第16条では、解雇は客観的に合理的な理由を欠き、社会通念上相当であると認められない場合は、その権利を濫用したものとして、無効とするとされています。労働基準法では解雇について労災被災者や育児休業取得者等に対する制限や手続方法の記載があるのみです。整理解雇の場合には判例により合理的な理由や社会通念上相当であるかどうかについては下記の4要件から判断されます。

  1. 人員削減をする経営上の必要性
  2. 解雇回避の努力
  3. 人選の合理性
  4. 解雇手続きの妥当性

下記のような判例が参考になります。

日本食塩製造事件

解雇権の濫用について争われた事件

有期労働契約の更新

第19条では最高裁判所判決で確立している雇止めに関する判例法理(いわゆる雇止め法理)を規定し、一定の場合には雇止めを認めず、有期労働契約が締結又は更新されたものとみなすとしています。具体的には雇止めが解雇と同視できる場合や労働者が契約更新を期待する合理的な理由がある場合などです。

下記のような判例が参考になります。

日立メディコ事件

有期労働契約の雇い止めについて争われた事件

期間の定めがあることによる不合理な労働条件の禁止

第20条では有期契約労働者の労働条件と無期契約労働者の労働条件が相違する場合において、期間の定めがあることによる不合理な労働条件を禁止しております。平成30年6月1日に初めて同条に対する最高裁判所の判決が言い渡されました。最高裁は「賃金の総額を比較することのみによるのではなく、当該賃金項目の趣旨を個別に考慮すべき」との判断を示しました。
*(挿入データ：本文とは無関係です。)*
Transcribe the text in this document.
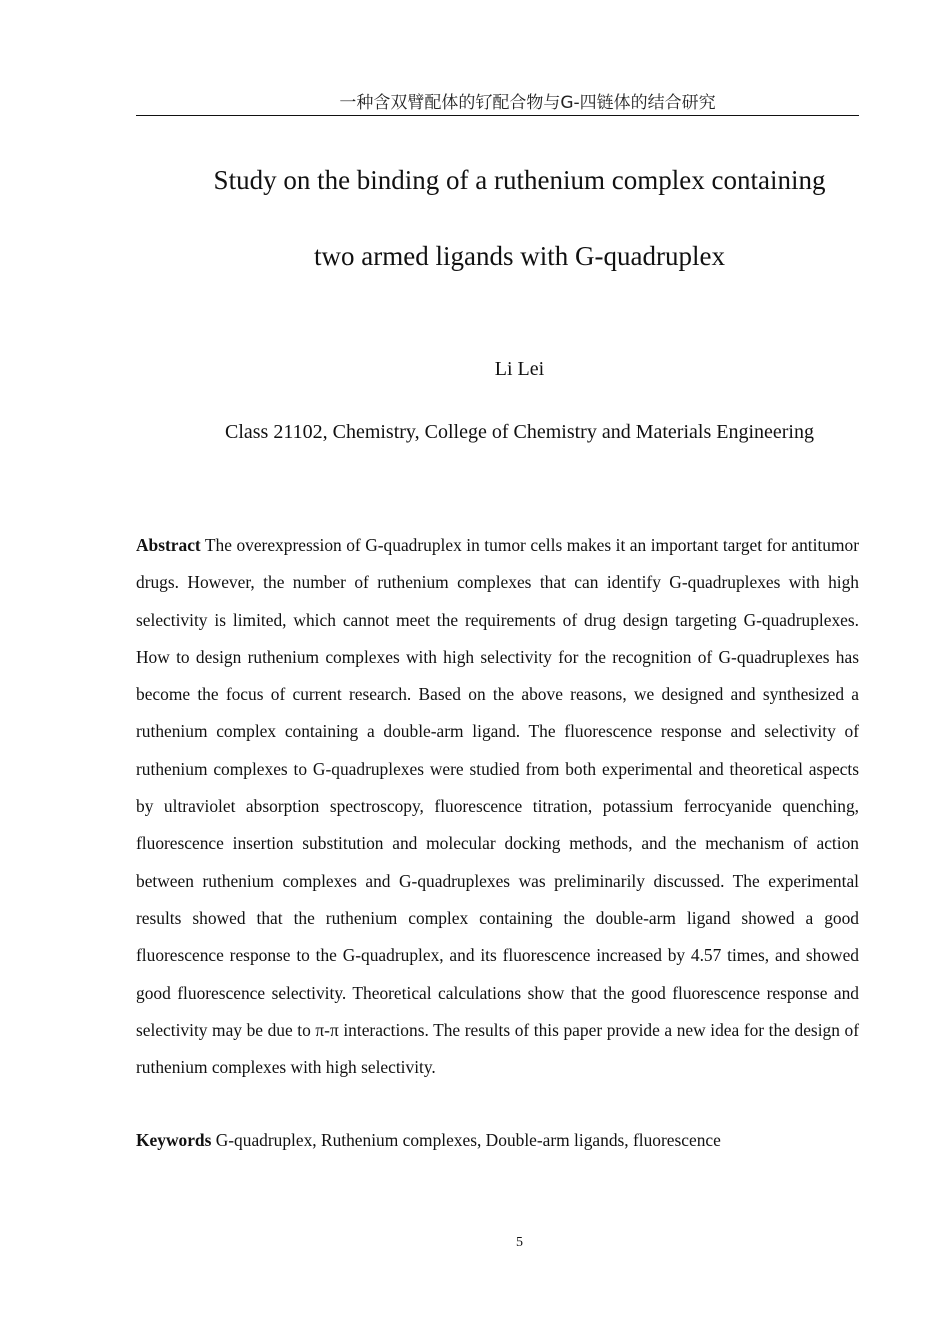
一种含双臂配体的钌配合物与G-四链体的结合研究
Study on the binding of a ruthenium complex containing
two armed ligands with G-quadruplex
Li Lei
Class 21102, Chemistry, College of Chemistry and Materials Engineering
Abstract The overexpression of G-quadruplex in tumor cells makes it an important target for antitumor drugs. However, the number of ruthenium complexes that can identify G-quadruplexes with high selectivity is limited, which cannot meet the requirements of drug design targeting G-quadruplexes. How to design ruthenium complexes with high selectivity for the recognition of G-quadruplexes has become the focus of current research. Based on the above reasons, we designed and synthesized a ruthenium complex containing a double-arm ligand. The fluorescence response and selectivity of ruthenium complexes to G-quadruplexes were studied from both experimental and theoretical aspects by ultraviolet absorption spectroscopy, fluorescence titration, potassium ferrocyanide quenching, fluorescence insertion substitution and molecular docking methods, and the mechanism of action between ruthenium complexes and G-quadruplexes was preliminarily discussed. The experimental results showed that the ruthenium complex containing the double-arm ligand showed a good fluorescence response to the G-quadruplex, and its fluorescence increased by 4.57 times, and showed good fluorescence selectivity. Theoretical calculations show that the good fluorescence response and selectivity may be due to π-π interactions. The results of this paper provide a new idea for the design of ruthenium complexes with high selectivity.
Keywords G-quadruplex, Ruthenium complexes, Double-arm ligands, fluorescence
5
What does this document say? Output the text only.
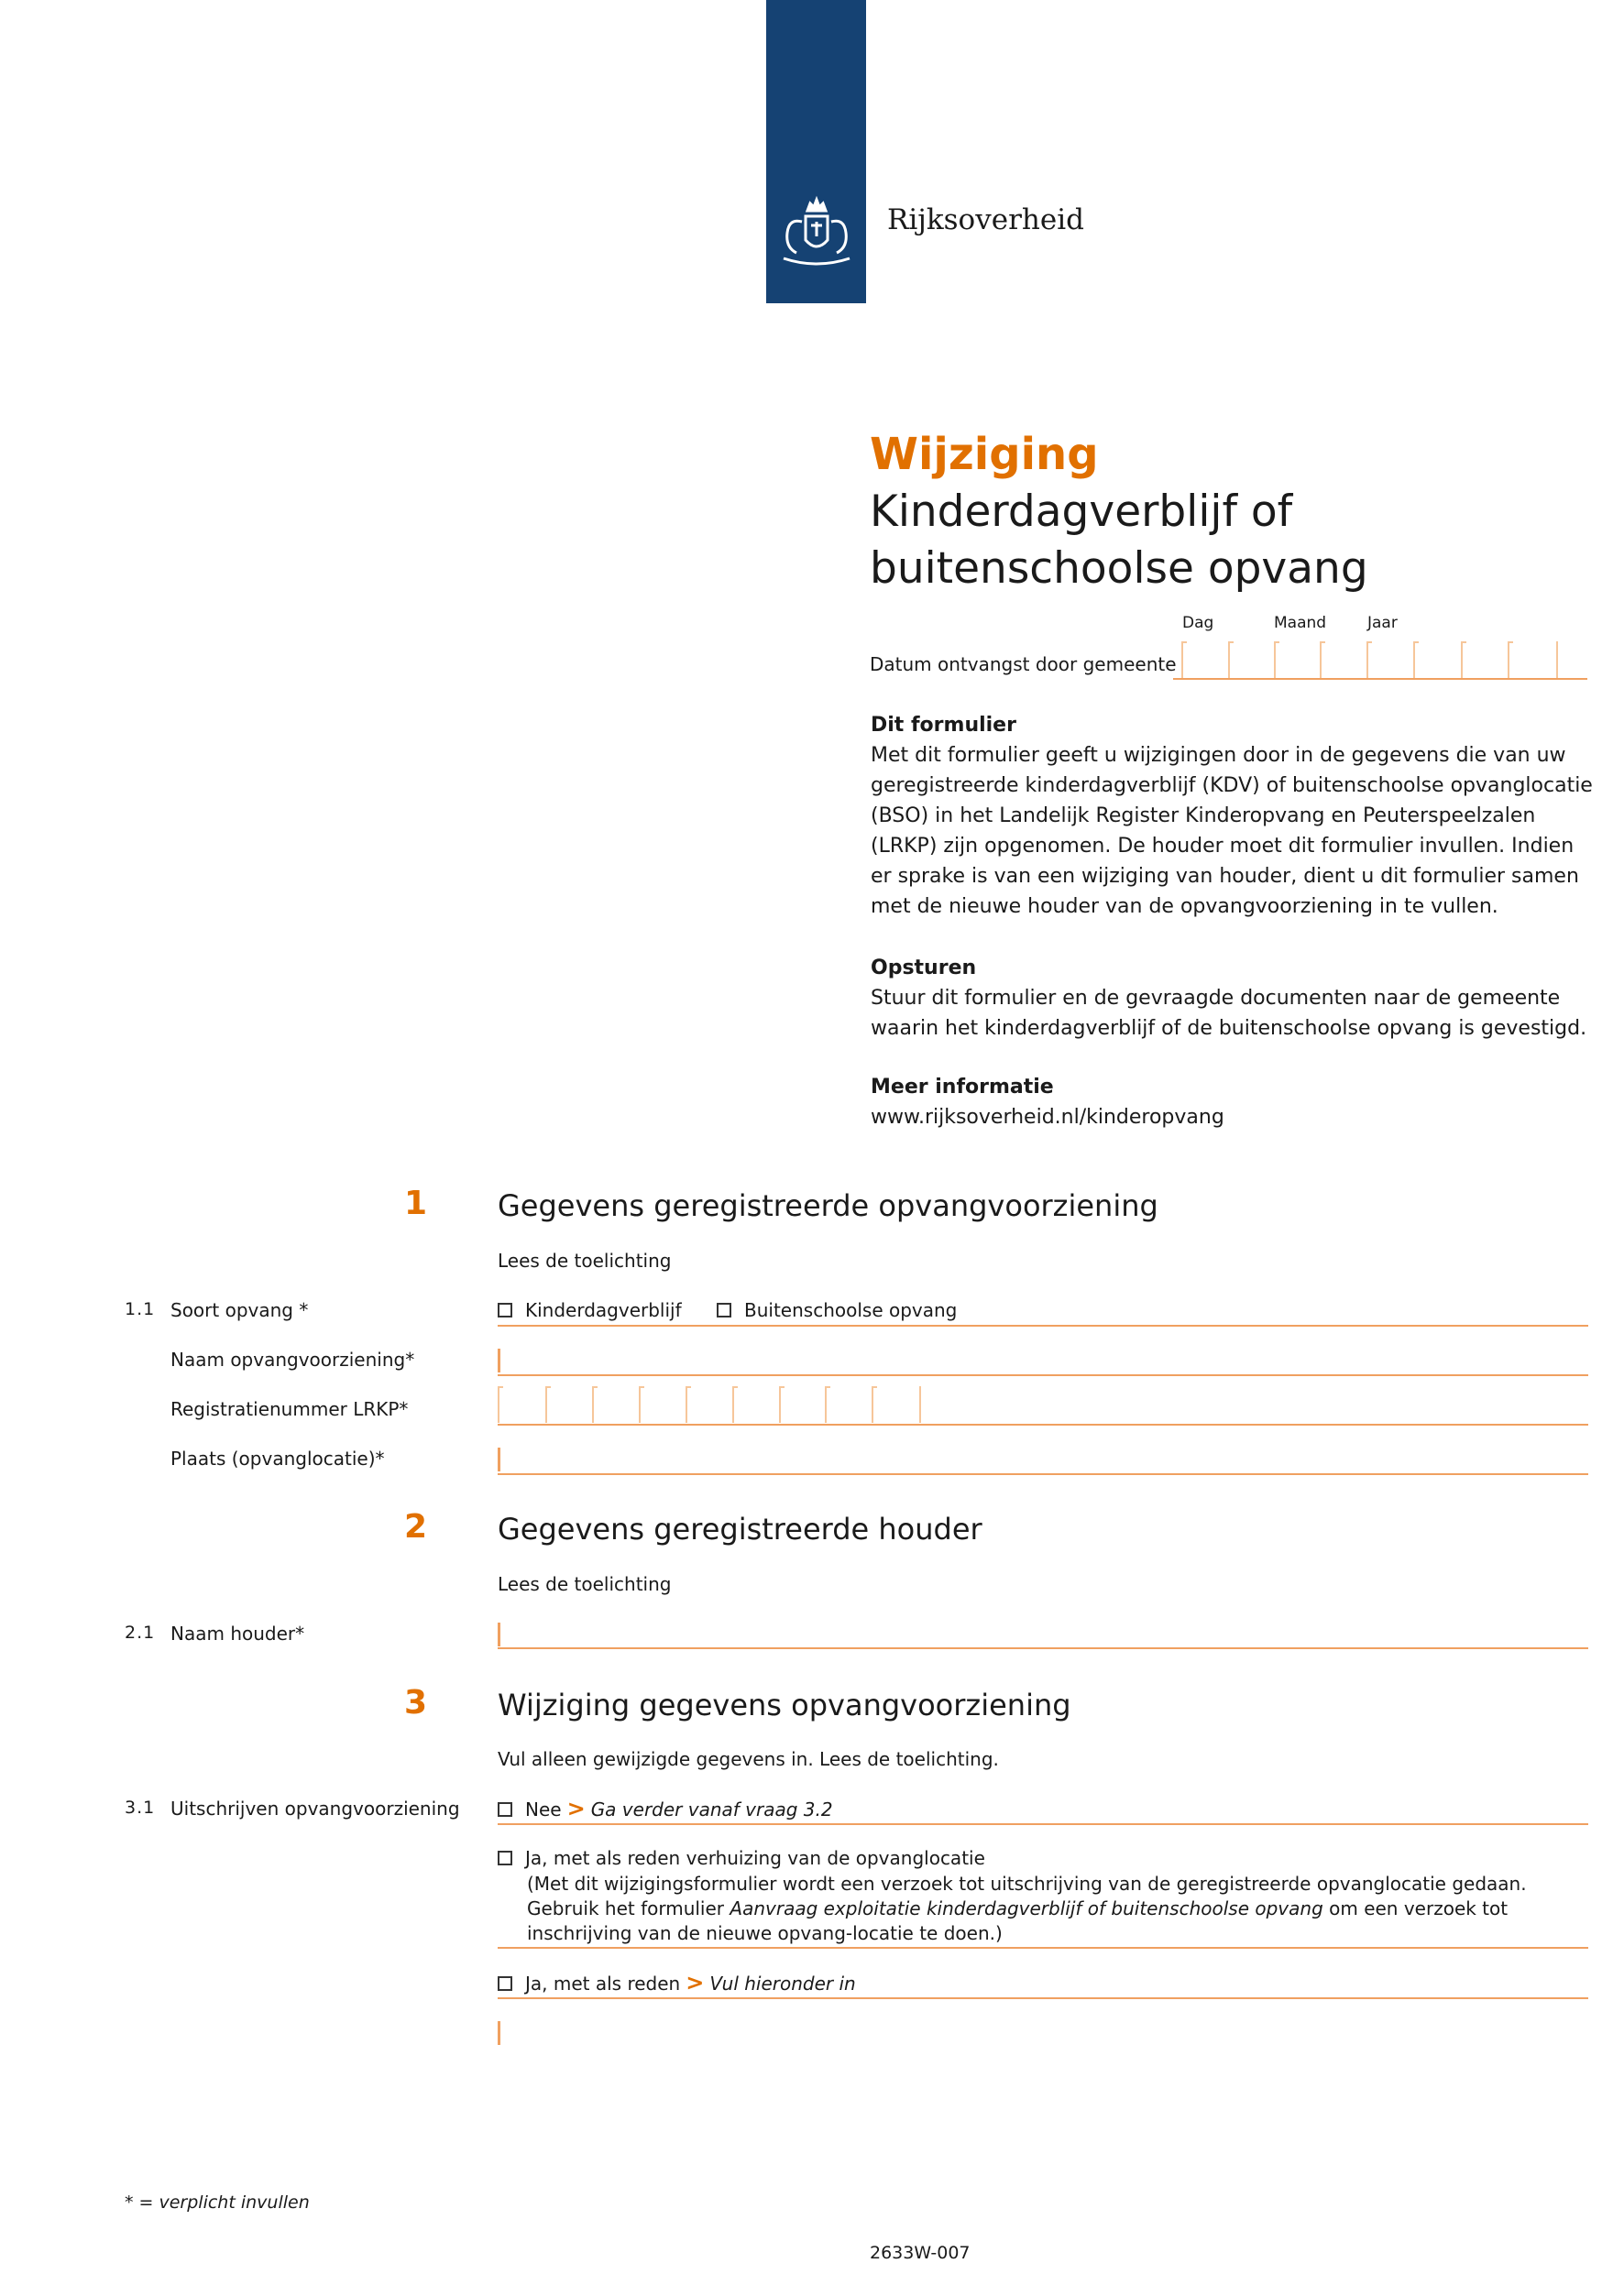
Rijksoverheid
Wijziging
Kinderdagverblijf of
buitenschoolse opvang
Dag	Maand	Jaar
Datum ontvangst door gemeente
Dit formulier
Met dit formulier geeft u wijzigingen door in de gegevens die van uw geregistreerde kinderdagverblijf (KDV) of buitenschoolse opvanglocatie (BSO) in het Landelijk Register Kinderopvang en Peuterspeelzalen (LRKP) zijn opgenomen. De houder moet dit formulier invullen. Indien er sprake is van een wijziging van houder, dient u dit formulier samen met de nieuwe houder van de opvangvoorziening in te vullen.
Opsturen
Stuur dit formulier en de gevraagde documenten naar de gemeente waarin het kinderdagverblijf of de buitenschoolse opvang is gevestigd.
Meer informatie
www.rijksoverheid.nl/kinderopvang
1 Gegevens geregistreerde opvangvoorziening
Lees de toelichting
1.1 Soort opvang *	Kinderdagverblijf	Buitenschoolse opvang
Naam opvangvoorziening*
Registratienummer LRKP*
Plaats (opvanglocatie)*
2 Gegevens geregistreerde houder
Lees de toelichting
2.1 Naam houder*
3 Wijziging gegevens opvangvoorziening
Vul alleen gewijzigde gegevens in. Lees de toelichting.
3.1 Uitschrijven opvangvoorziening	Nee > Ga verder vanaf vraag 3.2
Ja, met als reden verhuizing van de opvanglocatie
(Met dit wijzigingsformulier wordt een verzoek tot uitschrijving van de geregistreerde opvanglocatie gedaan. Gebruik het formulier Aanvraag exploitatie kinderdagverblijf of buitenschoolse opvang om een verzoek tot inschrijving van de nieuwe opvang-locatie te doen.)
Ja, met als reden > Vul hieronder in
* = verplicht invullen
2633W-007
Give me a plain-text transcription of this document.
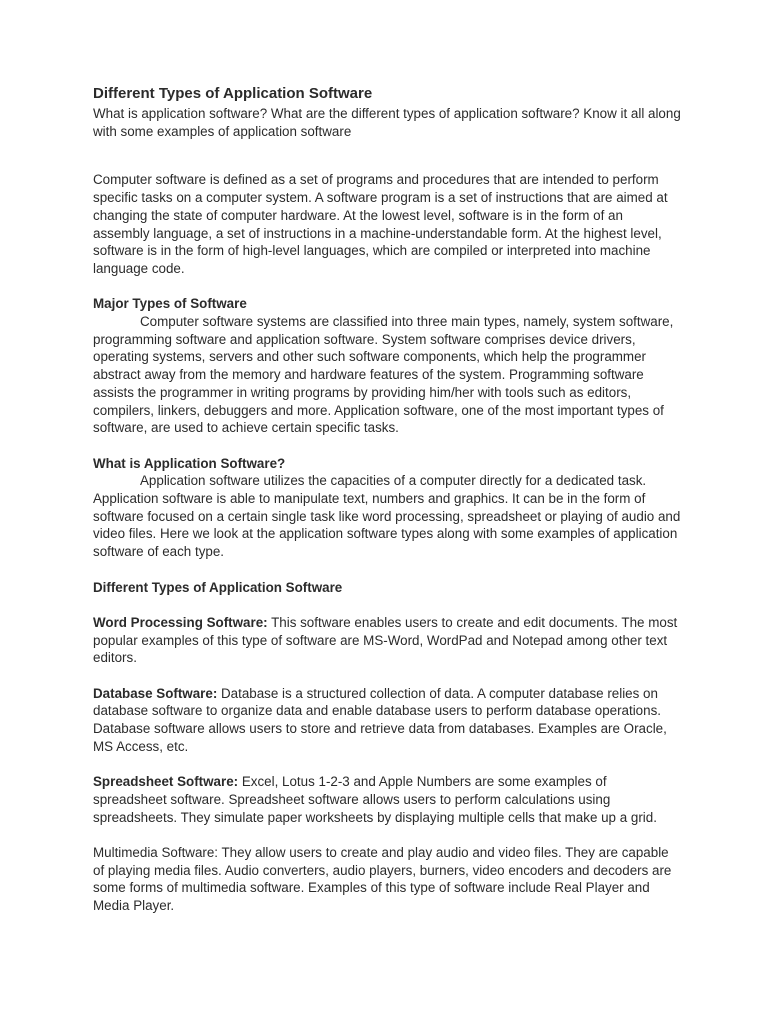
Different Types of Application Software

What is application software? What are the different types of application software? Know it all along with some examples of application software

Computer software is defined as a set of programs and procedures that are intended to perform specific tasks on a computer system. A software program is a set of instructions that are aimed at changing the state of computer hardware. At the lowest level, software is in the form of an assembly language, a set of instructions in a machine-understandable form. At the highest level, software is in the form of high-level languages, which are compiled or interpreted into machine language code.

Major Types of Software

Computer software systems are classified into three main types, namely, system software, programming software and application software. System software comprises device drivers, operating systems, servers and other such software components, which help the programmer abstract away from the memory and hardware features of the system. Programming software assists the programmer in writing programs by providing him/her with tools such as editors, compilers, linkers, debuggers and more. Application software, one of the most important types of software, are used to achieve certain specific tasks.

What is Application Software?

Application software utilizes the capacities of a computer directly for a dedicated task. Application software is able to manipulate text, numbers and graphics. It can be in the form of software focused on a certain single task like word processing, spreadsheet or playing of audio and video files. Here we look at the application software types along with some examples of application software of each type.

Different Types of Application Software

Word Processing Software: This software enables users to create and edit documents. The most popular examples of this type of software are MS-Word, WordPad and Notepad among other text editors.

Database Software: Database is a structured collection of data. A computer database relies on database software to organize data and enable database users to perform database operations. Database software allows users to store and retrieve data from databases. Examples are Oracle, MS Access, etc.

Spreadsheet Software: Excel, Lotus 1-2-3 and Apple Numbers are some examples of spreadsheet software. Spreadsheet software allows users to perform calculations using spreadsheets. They simulate paper worksheets by displaying multiple cells that make up a grid.

Multimedia Software: They allow users to create and play audio and video files. They are capable of playing media files. Audio converters, audio players, burners, video encoders and decoders are some forms of multimedia software. Examples of this type of software include Real Player and Media Player.
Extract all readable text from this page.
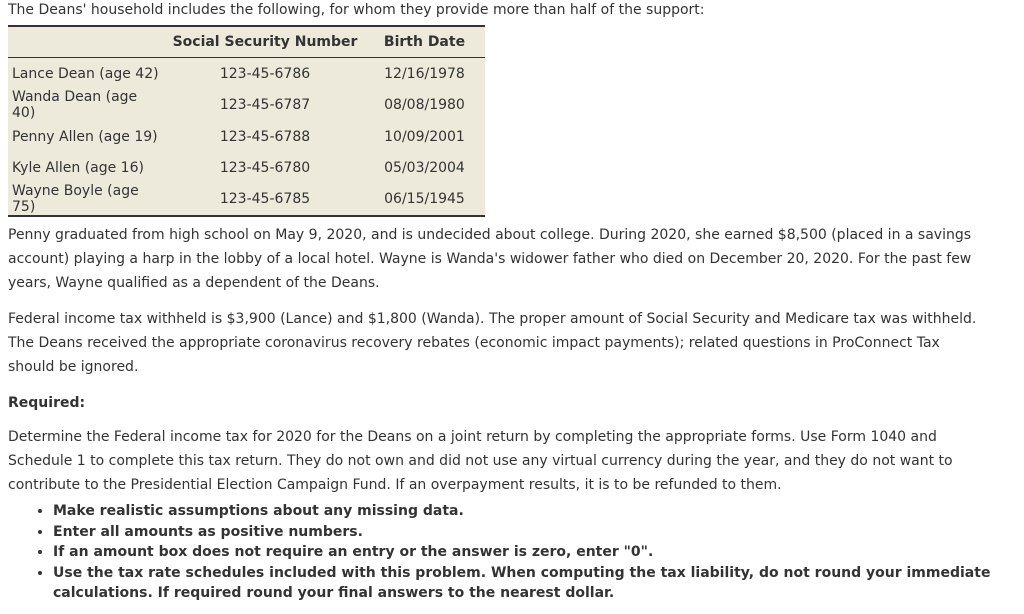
The Deans' household includes the following, for whom they provide more than half of the support:

	Social Security Number	Birth Date
Lance Dean (age 42)	123-45-6786	12/16/1978
Wanda Dean (age 40)	123-45-6787	08/08/1980
Penny Allen (age 19)	123-45-6788	10/09/2001
Kyle Allen (age 16)	123-45-6780	05/03/2004
Wayne Boyle (age 75)	123-45-6785	06/15/1945

Penny graduated from high school on May 9, 2020, and is undecided about college. During 2020, she earned $8,500 (placed in a savings account) playing a harp in the lobby of a local hotel. Wayne is Wanda's widower father who died on December 20, 2020. For the past few years, Wayne qualified as a dependent of the Deans.

Federal income tax withheld is $3,900 (Lance) and $1,800 (Wanda). The proper amount of Social Security and Medicare tax was withheld. The Deans received the appropriate coronavirus recovery rebates (economic impact payments); related questions in ProConnect Tax should be ignored.

Required:

Determine the Federal income tax for 2020 for the Deans on a joint return by completing the appropriate forms. Use Form 1040 and Schedule 1 to complete this tax return. They do not own and did not use any virtual currency during the year, and they do not want to contribute to the Presidential Election Campaign Fund. If an overpayment results, it is to be refunded to them.

• Make realistic assumptions about any missing data.
• Enter all amounts as positive numbers.
• If an amount box does not require an entry or the answer is zero, enter "0".
• Use the tax rate schedules included with this problem. When computing the tax liability, do not round your immediate calculations. If required round your final answers to the nearest dollar.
定年退職後の有期契約労働者に対する労働条件の今後の基準になると思われます。

下記のような判例が参考になります。

ハマキョウレックス事件

有期労働者と無期労働者との間の不合理な労働条件の相違に ついて争われた事件

今回何点かピックアップしてご案内いたしましたが、一度労働契約法の内容をじっくりと確認頂き、個別労働紛争の防止にお役立て頂ければと思います。